Adam Strauss had joined Andrew Pennington, who was examining one of the chessboards, cradling a G&T in his other hand.
‘This one is my favourite,’ Strauss said, moving down the table. He delicately picked up a bishop kneeling with his hands clasped in prayer and held it in the light. The set it had come from was inspired by
Andrew couldn’t help smiling. Adam Strauss was a terrible name-dropper . . . it was something of a joke in Riverview Close. The chess grandmaster was not an imposing man, with his black-framed glasses and a triangle of beard that sat rather too precisely on his chin. He dressed neatly and expensively. Appearances evidently mattered to him, from his well-oiled hair to his shoes, both of which gleamed. Everyone knew that he had been rather humiliated by having to move out of the Lodge. Now on the wrong side of fifty, he was a man of diminished stature in every sense, and the name-dropping, the endless anecdotes about famous people he had met, was obviously his way of asserting himself.
‘I was invited to a chess tournament over there,’ Strauss went on. ‘The Sheikh took a liking to me, and as a matter of fact, I gave one of his sons a few lessons. A very handsome lad and quite adept at the game.’ He handed the bishop over to the barrister. ‘I didn’t really know the books at the time, but I read them afterwards. I rather liked them. Tolkien played chess, you know. I think he would have approved.’
‘This looks just like Orlando Bloom,’ Andrew said.
‘There is a resemblance.’
‘Is it ivory?’
Strauss shook his head. ‘No. Porcelain. I do have one set made of ivory.’ He pointed. ‘That one over there. Of course, you’re not meant to have anything made of ivory any more, but I won that one when I was just twenty-one – my first major tournament – so I suppose it’s all right to hang on to it.’
He took back the bishop and delicately placed it in its correct position.
A few steps away, in the kitchen, Teri Strauss was holding out a plate of cheese straws for May Winslow and Phyllis Moore. The elderly ladies had managed to squeeze themselves onto two of the high stools next to the central island. They both had fruit cocktails laced with vodka. It was well known that they would never say no to a good slug of alcohol, possibly making up for years of abstinence at the Convent of St Clare.
‘Not for me, thank you.’ Phyllis held up two hands in a gesture of surrender, refusing the cheese straws. ‘We ate before we came out. But this cocktail is very nice. What’s in it?’
‘Mangosteen,’ Teri said.
‘Oh.’ Phyllis smiled, none the wiser. She drained her glass. ‘Can I have another?’
‘Perhaps not, Phyllis,’ May suggested. She looked at her watch. ‘I wonder what’s happened to Mr and Mrs Kenworthy?’
It was so typical of her to use surnames. Both women seemed to have modelled themselves on the Jane Marple novels they sold in their bookshop. It was as if the last six decades had never happened.
‘I’m sure they’re on their way,’ Teri said.
‘It’s not very far to drive!’ This was a penitent Phyllis, nursing her empty glass, trying her hand at a joke.
‘Let’s give them the benefit of the doubt.’ Andrew Pennington had overheard the conversation and joined them. ‘I knew a barrister who always insisted on arriving late in court. He said it made more of an impression.’
‘I’ll have one of those, if you don’t mind.’ Gemma Beresford leaned over and lazily plucked out a cheese straw.

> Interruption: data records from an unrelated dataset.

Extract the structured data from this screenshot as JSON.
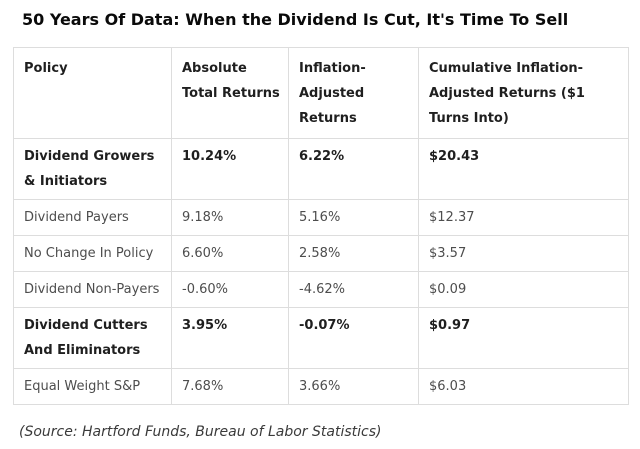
{
  "title": "50 Years Of Data: When the Dividend Is Cut, It's Time To Sell",
  "table": {
    "headers": {
      "policy": "Policy",
      "absolute": "Absolute\nTotal Returns",
      "inflation": "Inflation-\nAdjusted\nReturns",
      "cumulative": "Cumulative Inflation-\nAdjusted Returns ($1\nTurns Into)"
    }
  },
  "chart_data": {
    "type": "table",
    "title": "50 Years Of Data: When the Dividend Is Cut, It's Time To Sell",
    "columns": [
      "Policy",
      "Absolute Total Returns",
      "Inflation-Adjusted Returns",
      "Cumulative Inflation-Adjusted Returns ($1 Turns Into)"
    ],
    "rows": [
      {
        "policy": "Dividend Growers & Initiators",
        "absolute_total_returns": "10.24%",
        "inflation_adjusted_returns": "6.22%",
        "cumulative_1_dollar_turns_into": "$20.43",
        "emphasized": true
      },
      {
        "policy": "Dividend Payers",
        "absolute_total_returns": "9.18%",
        "inflation_adjusted_returns": "5.16%",
        "cumulative_1_dollar_turns_into": "$12.37",
        "emphasized": false
      },
      {
        "policy": "No Change In Policy",
        "absolute_total_returns": "6.60%",
        "inflation_adjusted_returns": "2.58%",
        "cumulative_1_dollar_turns_into": "$3.57",
        "emphasized": false
      },
      {
        "policy": "Dividend Non-Payers",
        "absolute_total_returns": "-0.60%",
        "inflation_adjusted_returns": "-4.62%",
        "cumulative_1_dollar_turns_into": "$0.09",
        "emphasized": false
      },
      {
        "policy": "Dividend Cutters And Eliminators",
        "absolute_total_returns": "3.95%",
        "inflation_adjusted_returns": "-0.07%",
        "cumulative_1_dollar_turns_into": "$0.97",
        "emphasized": true
      },
      {
        "policy": "Equal Weight S&P",
        "absolute_total_returns": "7.68%",
        "inflation_adjusted_returns": "3.66%",
        "cumulative_1_dollar_turns_into": "$6.03",
        "emphasized": false
      }
    ],
    "source": "(Source: Hartford Funds, Bureau of Labor Statistics)"
  },
  "colors": {
    "background": "#ffffff",
    "border": "#dddddd",
    "text_regular": "#4d4d4d",
    "text_emphasized": "#1f1f1f",
    "title_text": "#0a0a0a"
  }
}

‘We were just wondering if the Kenworthys were going to grace us with their presence,’ May remarked. There was an edge of sarcasm in her voice.
‘I do hope so.’ Gemma glanced briefly at her husband, who was pouring himself a second whisky. ‘Tom is very much hoping to meet them.’
‘Well, I’m glad to have you all here, anyway,’ Teri said. ‘We don’t get together half as often as we used to. It’s important we stay close.’
Teri was Hong Kong Chinese, a very striking, elegant woman. Her parents – who ran a successful clothing business – had predicted what would happen to the city they had always loved when the Chinese authorities took control of it and had emigrated to the UK before the handover in 1997. They now lived in Manchester. The fact that both of Adam Strauss’s wives shared the same ethnicity had, of course, been noted in Riverview Close. He was attracted to Asian women, but this was entirely a matter of personal taste and something that none of them would have dreamed of mentioning.
Gemma took her cheese straw and went over to her husband. ‘Are you all right, darling?’ she asked.